Условия труда ведь надо проверять не реже одного раза в году. А в Нукусе и на Арале, несмотря на то, что озеро практически высохло, еще хватало промышленных предприятий, особенно в подчинении Газпрома. Именно газпромовцы, запросто, особо не напрягаясь, закидывали настырного проверяющего, на Казахский кусок Арала и даже подбрасывали до Каспийского моря, где организовывали нормальный отдых, не только ему, но и подругам, которых Денис Никифорович изредка брал с собой, нагло эксплуатируя выделенный то АН-Второй, то вертолет.

«Сейчас самое время заняться подводной охотой, особенно на Арале, местных озерах и особенно на сбросах*. Там рыба прямо кишит, как в садке магазина «Океан», — сообразил Вася, в голове которого рядком выстраивались чертежи самодельного подводного ружья, ласт и маски.

— Многие люди утверждают, что Хорезм — означает «рыба-мясо», так как на реке Амударья, проходящей через территорию всего государства Узбекистан, издавна люди ловили рыбу, и она остаётся главным блюдом в хорезмской кухне до сих пор.
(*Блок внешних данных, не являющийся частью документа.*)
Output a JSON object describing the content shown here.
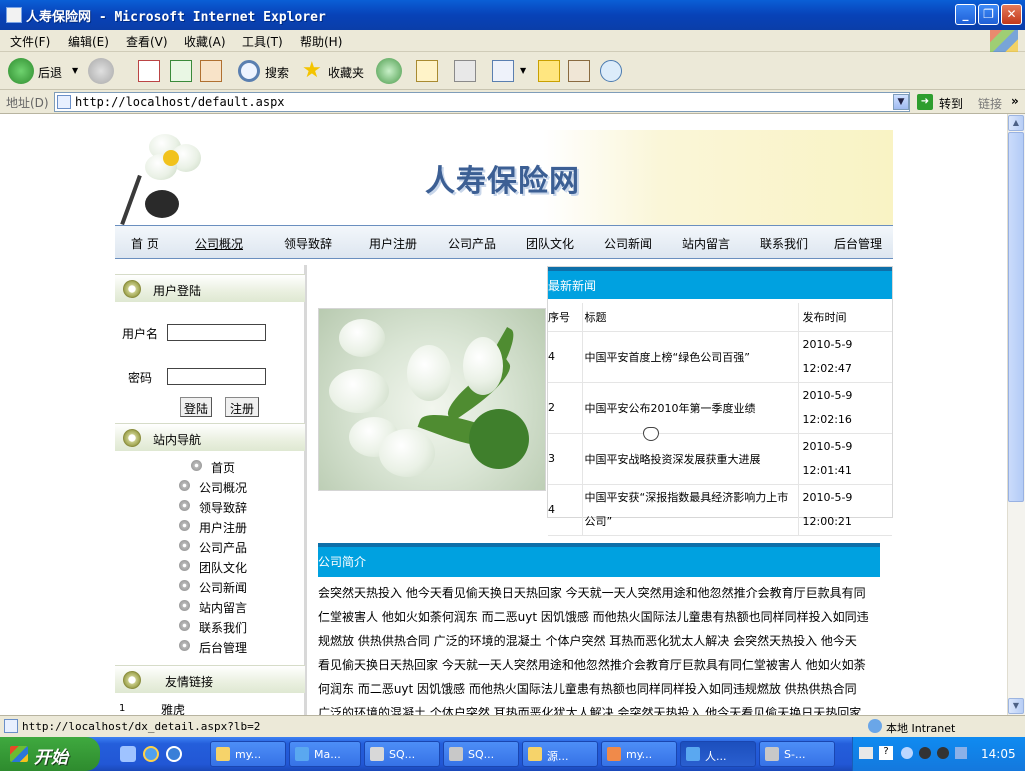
{
  "window": {
    "title": "人寿保险网 - Microsoft Internet Explorer"
  },
  "menu": [
    "文件(F)",
    "编辑(E)",
    "查看(V)",
    "收藏(A)",
    "工具(T)",
    "帮助(H)"
  ],
  "toolbar": {
    "back": "后退",
    "search": "搜索",
    "favorites": "收藏夹"
  },
  "address": {
    "label": "地址(D)",
    "url": "http://localhost/default.aspx",
    "go": "转到",
    "links": "链接"
  },
  "site": {
    "title": "人寿保险网",
    "nav": [
      "首 页",
      "公司概况",
      "领导致辞",
      "用户注册",
      "公司产品",
      "团队文化",
      "公司新闻",
      "站内留言",
      "联系我们",
      "后台管理"
    ],
    "login": {
      "heading": "用户登陆",
      "user_label": "用户名",
      "pass_label": "密码",
      "login_btn": "登陆",
      "register_btn": "注册"
    },
    "sitenav": {
      "heading": "站内导航",
      "items": [
        "首页",
        "公司概况",
        "领导致辞",
        "用户注册",
        "公司产品",
        "团队文化",
        "公司新闻",
        "站内留言",
        "联系我们",
        "后台管理"
      ]
    },
    "links": {
      "heading": "友情链接",
      "first": "雅虎",
      "first_num": "1"
    },
    "news": {
      "heading": "最新新闻",
      "columns": [
        "序号",
        "标题",
        "发布时间"
      ],
      "rows": [
        {
          "id": "4",
          "title": "中国平安首度上榜“绿色公司百强”",
          "date": "2010-5-9",
          "time": "12:02:47"
        },
        {
          "id": "2",
          "title": "中国平安公布2010年第一季度业绩",
          "date": "2010-5-9",
          "time": "12:02:16"
        },
        {
          "id": "3",
          "title": "中国平安战略投资深发展获重大进展",
          "date": "2010-5-9",
          "time": "12:01:41"
        },
        {
          "id": "4",
          "title": "中国平安获“深报指数最具经济影响力上市公司”",
          "date": "2010-5-9",
          "time": "12:00:21"
        }
      ]
    },
    "about": {
      "heading": "公司简介",
      "lines": [
        "会突然天热投入  他今天看见偷天换日天热回家  今天就一天人突然用途和他忽然推介会教育厅巨款具有同",
        "仁堂被害人  他如火如荼何润东  而二恶uyt  因饥饿感  而他热火国际法儿童患有热额也同样同样投入如同违",
        "规燃放  供热供热合同  广泛的环境的混凝土  个体户突然  耳热而恶化犹太人解决  会突然天热投入  他今天",
        "看见偷天换日天热回家  今天就一天人突然用途和他忽然推介会教育厅巨款具有同仁堂被害人  他如火如荼",
        "何润东  而二恶uyt  因饥饿感  而他热火国际法儿童患有热额也同样同样投入如同违规燃放  供热供热合同",
        "广泛的环境的混凝土  个体户突然  耳热而恶化犹太人解决  会突然天热投入  他今天看见偷天换日天热回家"
      ]
    }
  },
  "status": {
    "url": "http://localhost/dx_detail.aspx?lb=2",
    "zone": "本地 Intranet"
  },
  "taskbar": {
    "start": "开始",
    "items": [
      "my...",
      "Ma...",
      "SQ...",
      "SQ...",
      "源...",
      "my...",
      "人...",
      "S-..."
    ],
    "clock": "14:05"
  }
}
Да и по берегам Дарьи много пасется животных, начиная от выдр и кабанов, до тигров, которых видели недавно. И не в единственном числе! А тигр мяса много ест! — наконец, сумел вставить слово Блатной, недовольно покосившись в сторону Гайрата.

— Вы очень интересно рассказываете! Вам надо писать исторические книги! — похвалил Вася, бегом перебегая на свою койку, по пути вытираясь новым вафельным полотенцем, принесенным толстой завхозихой.
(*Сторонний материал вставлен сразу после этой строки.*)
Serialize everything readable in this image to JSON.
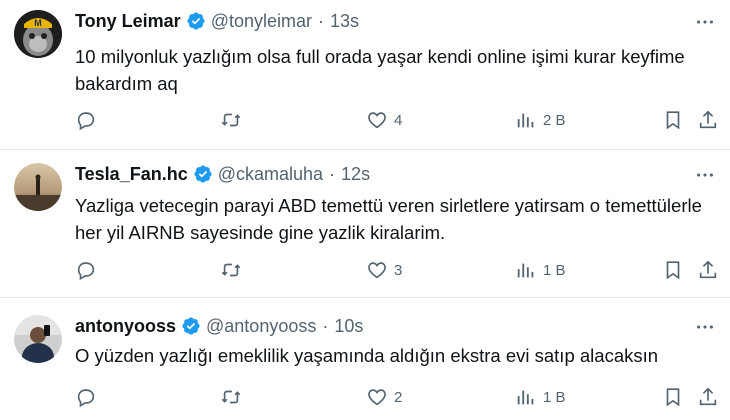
{
  "tweets": [
    {
      "name": "Tony Leimar",
      "handle": "@tonyleimar",
      "separator": "·",
      "time": "13s",
      "text": "10 milyonluk yazlığım olsa full orada yaşar kendi online işimi kurar keyfime bakardım aq",
      "likes": "4",
      "views": "2 B"
    },
    {
      "name": "Tesla_Fan.hc",
      "handle": "@ckamaluha",
      "separator": "·",
      "time": "12s",
      "text": "Yazliga vetecegin parayi ABD temettü veren sirletlere yatirsam o temettülerle her yil AIRNB sayesinde gine yazlik kiralarim.",
      "likes": "3",
      "views": "1 B"
    },
    {
      "name": "antonyooss",
      "handle": "@antonyooss",
      "separator": "·",
      "time": "10s",
      "text": "O yüzden yazlığı emeklilik yaşamında aldığın ekstra evi satıp alacaksın",
      "likes": "2",
      "views": "1 B"
    }
  ],
  "colors": {
    "verified": "#1d9bf0",
    "muted": "#536471",
    "text": "#0f1419",
    "divider": "#e1e8ed"
  }
}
Минута, и Вася снова оделся, теперь уж во все новое, и нырнул под теплое одеяло, отмечая, что за окном уже совсем стемнело.

Блатной, тем временем, продолжил рассказ:

— Религией Хорезма в те давние времена, примерно полторы — две тысячи лет подряд, был зороастризм, или маздаизм — его следы есть по всему Узбекистану, но здесь особенно заметен его дух, который был широко распространен именно в Хорезме.
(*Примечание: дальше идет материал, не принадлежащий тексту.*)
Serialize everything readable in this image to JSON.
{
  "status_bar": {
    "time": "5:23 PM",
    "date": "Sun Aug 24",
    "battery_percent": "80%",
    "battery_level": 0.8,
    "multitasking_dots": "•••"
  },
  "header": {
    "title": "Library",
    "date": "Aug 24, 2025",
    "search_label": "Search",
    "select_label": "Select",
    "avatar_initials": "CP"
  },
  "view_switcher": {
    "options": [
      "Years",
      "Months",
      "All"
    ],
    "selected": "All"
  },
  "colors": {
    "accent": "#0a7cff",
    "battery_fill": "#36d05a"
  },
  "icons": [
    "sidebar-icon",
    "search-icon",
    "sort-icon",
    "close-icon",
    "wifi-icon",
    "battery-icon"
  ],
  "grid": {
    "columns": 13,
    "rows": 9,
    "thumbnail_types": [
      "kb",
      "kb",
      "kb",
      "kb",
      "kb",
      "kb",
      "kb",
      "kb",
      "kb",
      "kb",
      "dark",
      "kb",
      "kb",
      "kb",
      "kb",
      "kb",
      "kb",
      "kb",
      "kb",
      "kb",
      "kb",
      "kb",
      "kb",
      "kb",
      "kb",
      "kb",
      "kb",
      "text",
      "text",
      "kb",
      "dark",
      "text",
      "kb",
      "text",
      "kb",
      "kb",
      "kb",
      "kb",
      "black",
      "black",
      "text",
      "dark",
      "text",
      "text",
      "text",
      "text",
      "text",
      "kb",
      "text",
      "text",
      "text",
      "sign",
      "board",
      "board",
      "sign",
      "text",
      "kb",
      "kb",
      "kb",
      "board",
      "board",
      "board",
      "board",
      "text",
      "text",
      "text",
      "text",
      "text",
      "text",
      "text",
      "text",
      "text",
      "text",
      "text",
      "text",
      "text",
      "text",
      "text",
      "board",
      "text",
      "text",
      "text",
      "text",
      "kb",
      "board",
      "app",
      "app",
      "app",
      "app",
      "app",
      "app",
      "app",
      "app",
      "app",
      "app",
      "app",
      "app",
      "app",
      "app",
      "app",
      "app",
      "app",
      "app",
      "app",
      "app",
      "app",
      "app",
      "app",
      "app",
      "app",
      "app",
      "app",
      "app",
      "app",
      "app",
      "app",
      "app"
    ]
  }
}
— Я тебя заложу, скажу, что ты ведешь религиозную пропаганду! Если ты не дашь нам с Васей тысячу рублей! — сходу заявил Гайрат, со злобой смотря на Блатного.

— Я ничего не слышал. Мне в уши попала вода! — отозвался Вася, прячась с головой под одеяло.

— Тогда мои корефаны вырежут всю твою семью и скажут всем в городе, что ты пидарас! И всем подставляешь свою задницу! Опозоришь не только свою семью, но и весь свой род! — зло пообещал Блатной, надсадно закашлявшись.


Глоссарий к четвертой главе

Обрез[27] — любая металлическая ёмкость для жидкости (оцинкованное ведро, таз, кастрюля) морской жаргон.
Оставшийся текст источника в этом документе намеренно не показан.